Há dias precisava ir aos Correios, mas a preguiça, inicialmente, e depois a preguiça e a chuva, uniram-se na tarefa de me convencer a adiar este ato sem importância. Não sou muito de planejar coisas assim simples, deixo o planejamento para as grandiosas e bem remuneradas. Estas coisas simples as faço por contingência e então, em nome dela, obriguei-me, numa tarde ainda chuvosa, a descolar meus glúteos da cadeira. Enfiei um DVD dentro de um envelope, depois de tê-lo enrolado em muito jornal e fita crepe, preenchi o envelope, peguei o guarda-chuva novo e saí em direção aos Correios da Venâncio Aires.
Na saída do bairro, Vila Nova, deparei-me com a indefectível parede de vagões da ALL. É impressionante como cada vez eles são mais numerosos. Passam de cem, por certo. Poderiam ser utilizados como indicador da atividade econômica. Fazem isto com o consumo de cartão corrugado que é utilizado para fazer embalagens. Bem, se podem, significa que nossa economia cresce em ritmo asiático, assim como o tempo às margens dos trilhos. Já esperava há mais de 10 minutos, começou a cair uns pingos e talvez não pegasse a agência aberta. Tive sorte, porém, e a passos largos alcancei a avenida Freitas Valle e de lá os Correios. Fiquei um pouco perdido com o novo sistema de filas, mas o gerente me orientou e eu consegui, enfim, enviar o tal portifólio.

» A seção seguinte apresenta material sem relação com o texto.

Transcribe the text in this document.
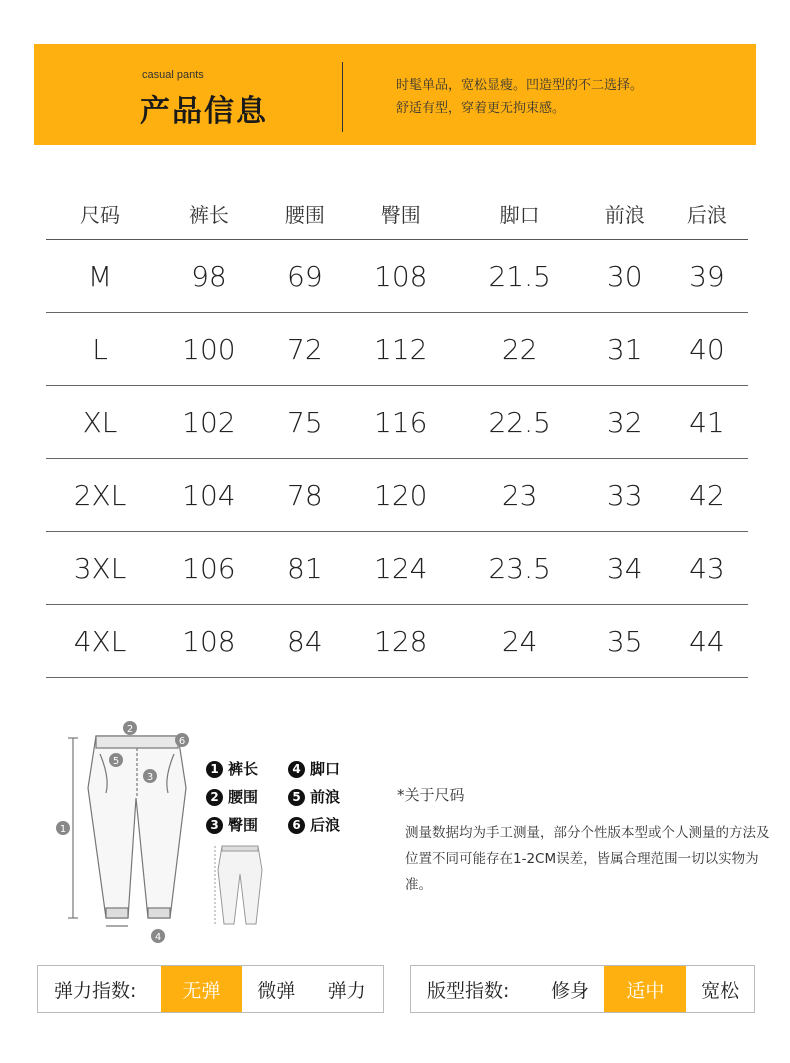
casual pants
产品信息
时髦单品，宽松显瘦。凹造型的不二选择。
舒适有型，穿着更无拘束感。
尺码	裤长	腰围	臀围	脚口	前浪	后浪
M	98	69	108	21.5	30	39
L	100	72	112	22	31	40
XL	102	75	116	22.5	32	41
2XL	104	78	120	23	33	42
3XL	106	81	124	23.5	34	43
4XL	108	84	128	24	35	44
1
2
3
4
5
6
1 裤长	4 脚口
2 腰围	5 前浪
3 臀围	6 后浪
*关于尺码
测量数据均为手工测量，部分个性版本型或个人测量的方法及位置不同可能存在1-2CM误差，皆属合理范围一切以实物为准。
弹力指数:	无弹	微弹	弹力	版型指数:	修身	适中	宽松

De novo, na Freitas Valle, testemunhei uma cena insólita e comovente: uma mulher chorava quase a beira do desespero, amparada a um muro de umas das belas residências da avenida. Caía uma chuva branda. Os que passavam, talvez também se comovessem, mas seguiam, sem prestar socorro, constrangidos pelo sofrimento tão genuíno. Se ela gritasse, quem sabe, eles se sentiriam mais à vontade para ajudar, mas ela apenas soluçava; o rosto encharcado de lágrimas e chuva, as pernas trôpegas. Eu interferi, aparei-a e a conduzi até o carro-lanche da esquina. Dei-lhe água, mas fiquei em silêncio, sem perguntas. Então, ela já recomposta, entre soluços e como quem se sente na obrigação de dar uma explicação, disse que minutos atrás havia rompido com seu namorado. Explicou que não era bem um namoro e sim um envolvimento informal, pois ele tinha uma noiva; médica, no Paraná. Mas ainda assim o amava, dizia sem precisar dizer. Ela tomara a iniciativa do rompimento, não se veriam jamais, pois estava cansada daquelas migalhas e em dois dias sairia da cidade, por um longo período. Diante desta resignação, pensei, por que então tanto sofrimento e sem que pedisse - revelou a mulher - ele só via a noiva a cada três, quatro meses, que nem sequer uma foto dela sobre a escrivaninha ele colocara, não havia rastros da vida dela na dele, nenhum indício, nome, filmes, poemas e músicas preferidas, mas ainda assim ele preferia “a doutora paranaense”. “O mais doloroso” disse ela “é não saber se eles têm planos”. Atormentava-a o fato de não saber se eles planejavam uma vida lado a lado. Ela sim tinha planos: decorar uma casa juntos, fazer espagueti nas quartas-feiras, ir a Gramado no Natal, quem sabe comprar um apartamento juntos, ter três cães e um filho. “Será que eles têm estes planos ou outros planos?”. Ela agradeceu-me com um beijo no rosto e foi embora e quando deixou a cobertura da lachonete, uma chuva torrencial desabou e ela seguiu pela rua de alma lavada.
Depois disso, se não já gostava de planos, decidi gostar ainda menos.